Later, once someone else was running the ship, she pulled him aside and said, "You still should have waited for me to give the order."

Puck, who for once was neither resting nor flying (she'd yelled at him so many times for flying through the tiny halls of the ship and knocking people over), shrugged. "I thought... I mean, it's a rough thing, killing an entire ship, even if they'll kill you otherwise. I figured I'd spare you that. I mean, you're... what? Twenty of your years? You don't need that burden."

"Oh," Sabrina said softly. This was both the most serious and sweetest thing she'd ever heard Puck say.
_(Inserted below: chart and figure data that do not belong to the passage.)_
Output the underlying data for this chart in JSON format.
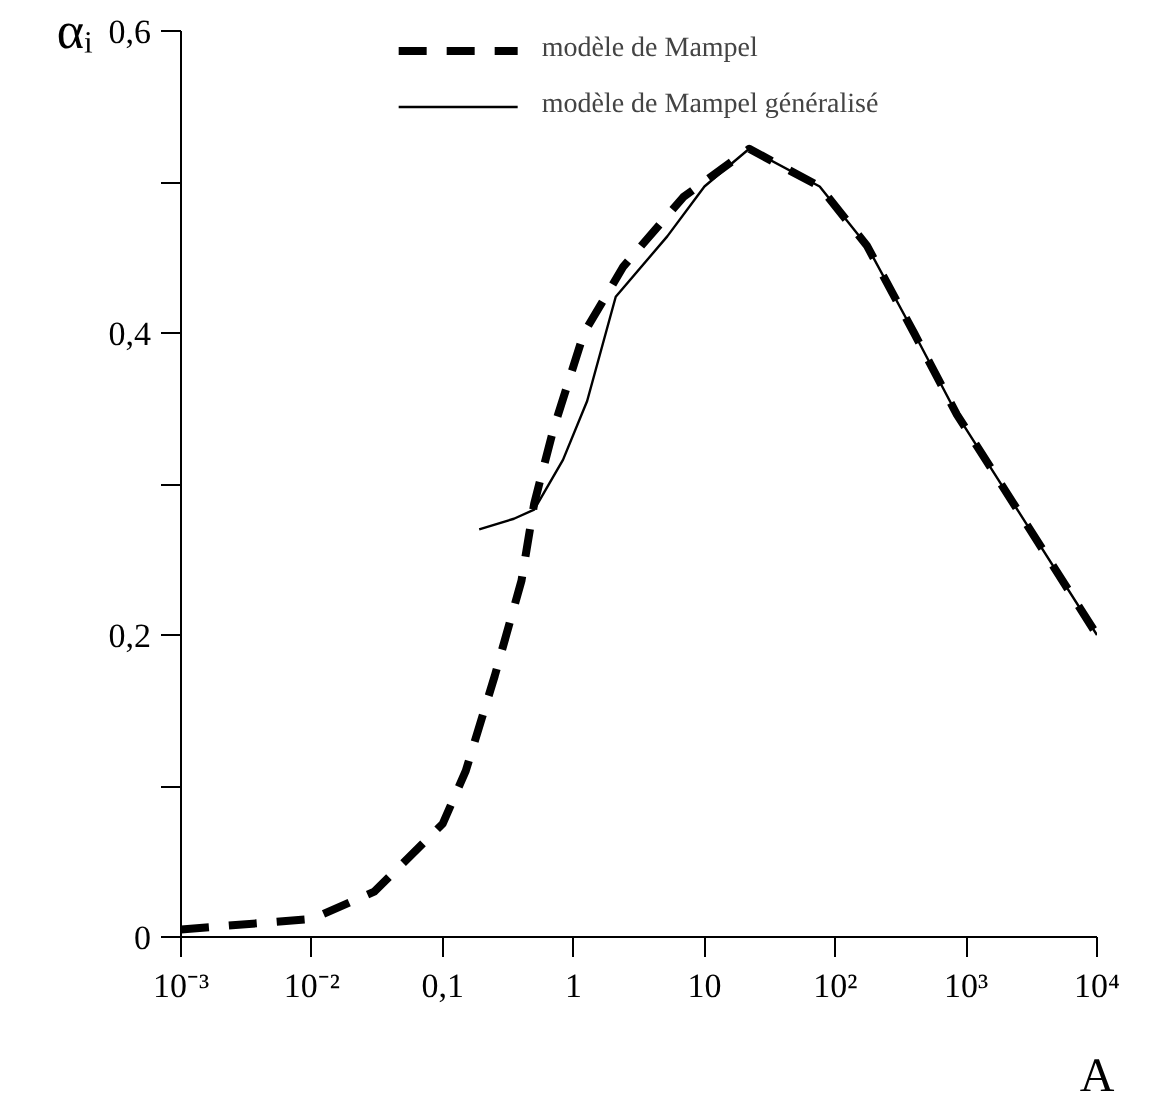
{
  "chart_data": {
    "type": "line",
    "xlabel": "A",
    "ylabel": "αᵢ",
    "log": "x",
    "xlim": [
      0.001,
      10000
    ],
    "ylim": [
      0,
      0.6
    ],
    "xticks": [
      {
        "value": 0.001,
        "label": "10⁻³"
      },
      {
        "value": 0.01,
        "label": "10⁻²"
      },
      {
        "value": 0.1,
        "label": "0,1"
      },
      {
        "value": 1,
        "label": "1"
      },
      {
        "value": 10,
        "label": "10"
      },
      {
        "value": 100,
        "label": "10²"
      },
      {
        "value": 1000,
        "label": "10³"
      },
      {
        "value": 10000,
        "label": "10⁴"
      }
    ],
    "yticks": [
      {
        "value": 0,
        "label": "0"
      },
      {
        "value": 0.1,
        "label": null
      },
      {
        "value": 0.2,
        "label": "0,2"
      },
      {
        "value": 0.3,
        "label": null
      },
      {
        "value": 0.4,
        "label": "0,4"
      },
      {
        "value": 0.5,
        "label": null
      },
      {
        "value": 0.6,
        "label": "0,6"
      }
    ],
    "grid": false,
    "legend": "top",
    "marker": "none",
    "series": [
      {
        "name": "modèle de Mampel",
        "color": "#000000",
        "line_style": "dashed",
        "x": [
          0.001,
          0.01,
          0.03,
          0.1,
          0.15,
          0.25,
          0.4,
          0.5,
          0.7,
          1.2,
          2.4,
          6.9,
          22,
          76,
          174,
          400,
          850,
          10000
        ],
        "values": [
          0.005,
          0.012,
          0.03,
          0.075,
          0.11,
          0.173,
          0.236,
          0.287,
          0.336,
          0.4,
          0.444,
          0.49,
          0.522,
          0.497,
          0.458,
          0.4,
          0.346,
          0.2
        ]
      },
      {
        "name": "modèle de Mampel généralisé",
        "color": "#000000",
        "line_style": "solid",
        "x": [
          0.19,
          0.35,
          0.5,
          0.83,
          1.27,
          2.1,
          5.2,
          10,
          22,
          76,
          174,
          400,
          850,
          10000
        ],
        "values": [
          0.27,
          0.277,
          0.283,
          0.316,
          0.355,
          0.424,
          0.464,
          0.497,
          0.522,
          0.497,
          0.458,
          0.4,
          0.346,
          0.2
        ]
      }
    ]
  }
}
Then she blinked at him. "Wait a second- how old are you?"

Puck, who was already walking off, turned around and grinned at her. "Oh, about four thousand of your years, give or take."

Sabrina gaped at him for a minute, trying to figure out how the oldest person she'd ever met was also less mature than her nine-year-old brother.


This was the tipping point. By the time the ship was running on less than a skeleton crew and Sabrina could permanently go back to her old job without any extra responsibilities, she'd come to depend on Puck's ingenuity as much as she hated his pranks. He still peeved her more than she could say, but he made her laugh, too. And he was gorgeous.

So when they kissed, Sabrina supposed it was sort of the natural progression of things. And if she punched him right after, it was only because he'd surprised her, and she pulled him back down to her level to kiss him again right after.